Let's admit it, we all have skeletons in our cupboards when it comes to SMS (text messages). A while ago, a friend's girlfriend sent him a text telling him to send the 4th and 5th sms on his phone to her. It is called the gossip game. You should be honest about it and send the 4th and 5th sms on your phone to the requester. You should as well forward the game to others by asking them for the 4th and 5th sms on their phone. The aim is to see the crazy text exchanged by people daily. But did my friend sent the texts to her? No! Why? The 4th and 5th texts on his phone were 'implicating' texts from two other girls 
Beyond players however, there are times we find the need to keep our sms confidential. Some sms contain sensitive information like passwords, account statements, medical notification, etc, that we may not want everyone or someone in particular to see. The problem however is that most times, our phones are already in that other hand before we know it. You may be innocently asked for your phone under the pretence of admiring it and unknown to you, they are off to your SMS inbox. Your phone may even be sneaked away from you just to access your SMS.
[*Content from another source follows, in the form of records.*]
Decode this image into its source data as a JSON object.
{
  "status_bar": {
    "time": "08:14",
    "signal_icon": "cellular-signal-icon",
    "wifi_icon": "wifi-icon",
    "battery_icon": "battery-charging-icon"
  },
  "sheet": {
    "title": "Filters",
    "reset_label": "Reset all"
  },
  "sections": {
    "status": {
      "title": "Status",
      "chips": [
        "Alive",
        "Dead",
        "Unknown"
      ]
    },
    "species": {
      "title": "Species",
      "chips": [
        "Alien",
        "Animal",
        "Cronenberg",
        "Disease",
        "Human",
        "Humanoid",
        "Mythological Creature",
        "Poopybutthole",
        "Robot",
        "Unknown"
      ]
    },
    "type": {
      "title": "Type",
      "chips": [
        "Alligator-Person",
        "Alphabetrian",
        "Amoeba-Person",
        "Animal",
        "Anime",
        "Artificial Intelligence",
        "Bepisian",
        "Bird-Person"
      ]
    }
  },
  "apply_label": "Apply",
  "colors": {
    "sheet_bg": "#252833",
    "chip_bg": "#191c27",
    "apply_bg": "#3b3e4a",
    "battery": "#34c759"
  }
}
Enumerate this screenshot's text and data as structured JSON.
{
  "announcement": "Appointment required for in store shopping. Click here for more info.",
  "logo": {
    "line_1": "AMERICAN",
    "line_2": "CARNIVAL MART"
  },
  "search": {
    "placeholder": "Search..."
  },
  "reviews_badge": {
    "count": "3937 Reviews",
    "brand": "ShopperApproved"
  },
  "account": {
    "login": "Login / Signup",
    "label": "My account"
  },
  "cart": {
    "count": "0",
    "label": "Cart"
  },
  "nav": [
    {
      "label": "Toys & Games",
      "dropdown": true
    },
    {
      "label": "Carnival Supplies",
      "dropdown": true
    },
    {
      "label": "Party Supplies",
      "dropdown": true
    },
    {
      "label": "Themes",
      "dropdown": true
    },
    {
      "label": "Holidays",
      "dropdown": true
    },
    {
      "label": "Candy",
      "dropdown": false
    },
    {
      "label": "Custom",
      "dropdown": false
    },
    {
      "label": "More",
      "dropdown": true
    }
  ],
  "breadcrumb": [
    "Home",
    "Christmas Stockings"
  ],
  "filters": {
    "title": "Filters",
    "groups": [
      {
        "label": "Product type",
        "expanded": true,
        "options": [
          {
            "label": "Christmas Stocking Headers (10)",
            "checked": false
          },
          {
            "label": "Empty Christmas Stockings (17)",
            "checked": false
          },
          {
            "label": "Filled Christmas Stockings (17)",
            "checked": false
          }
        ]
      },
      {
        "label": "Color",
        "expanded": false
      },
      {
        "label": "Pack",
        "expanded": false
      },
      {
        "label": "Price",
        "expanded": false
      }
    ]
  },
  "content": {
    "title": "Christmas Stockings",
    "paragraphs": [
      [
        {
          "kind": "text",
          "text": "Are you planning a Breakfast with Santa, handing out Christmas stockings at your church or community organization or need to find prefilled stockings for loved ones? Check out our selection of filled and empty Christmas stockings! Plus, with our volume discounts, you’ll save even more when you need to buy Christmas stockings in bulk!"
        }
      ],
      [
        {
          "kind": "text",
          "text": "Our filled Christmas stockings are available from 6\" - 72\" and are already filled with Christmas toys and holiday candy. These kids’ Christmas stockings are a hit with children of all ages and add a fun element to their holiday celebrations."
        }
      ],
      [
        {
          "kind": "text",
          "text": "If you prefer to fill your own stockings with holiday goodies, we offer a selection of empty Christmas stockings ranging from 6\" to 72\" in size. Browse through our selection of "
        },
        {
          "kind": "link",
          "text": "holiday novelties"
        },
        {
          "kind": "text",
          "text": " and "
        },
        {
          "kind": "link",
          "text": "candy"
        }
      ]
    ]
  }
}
And so there was SMS lock - a feature to let you lock your sms with a pin and protect your texts from prying eyes. SMS lock comes inbuilt with some phones - Motorola phones especially. If you however run on a symbian OS and your phone doesn't have an inbuilt one, there are a lot of SMS lock applications you can download. I have added one to the apps download section of this site and is available here. If you run on a Java phone with no inbuilt sms lock (most Sony Ericsson phones for example) it is a little bit complicated. To make you understand better, have it in mind that the access of java apps to the phone's sms system is more constrained than that of symbian apps. Generally, like I've mentioned once or more, the freedom of Java apps on phones are more constrained than that of symbian apps - a reason you find some very frenzy symbian apps with functionalties you hardly find in java apps.
So back to the talk on the SMS lock app been complicated for java phones. SMS lock apps on java need to build a pseudo sms system on the phone. This means it has to listen to every incoming sms, provide its own storage system for it, format it for display and provide other possible options like forward, delete, reply, etc which is very complex; a reason you don't see them around that much. In fact, listening to incoming messages is one big ish on its own.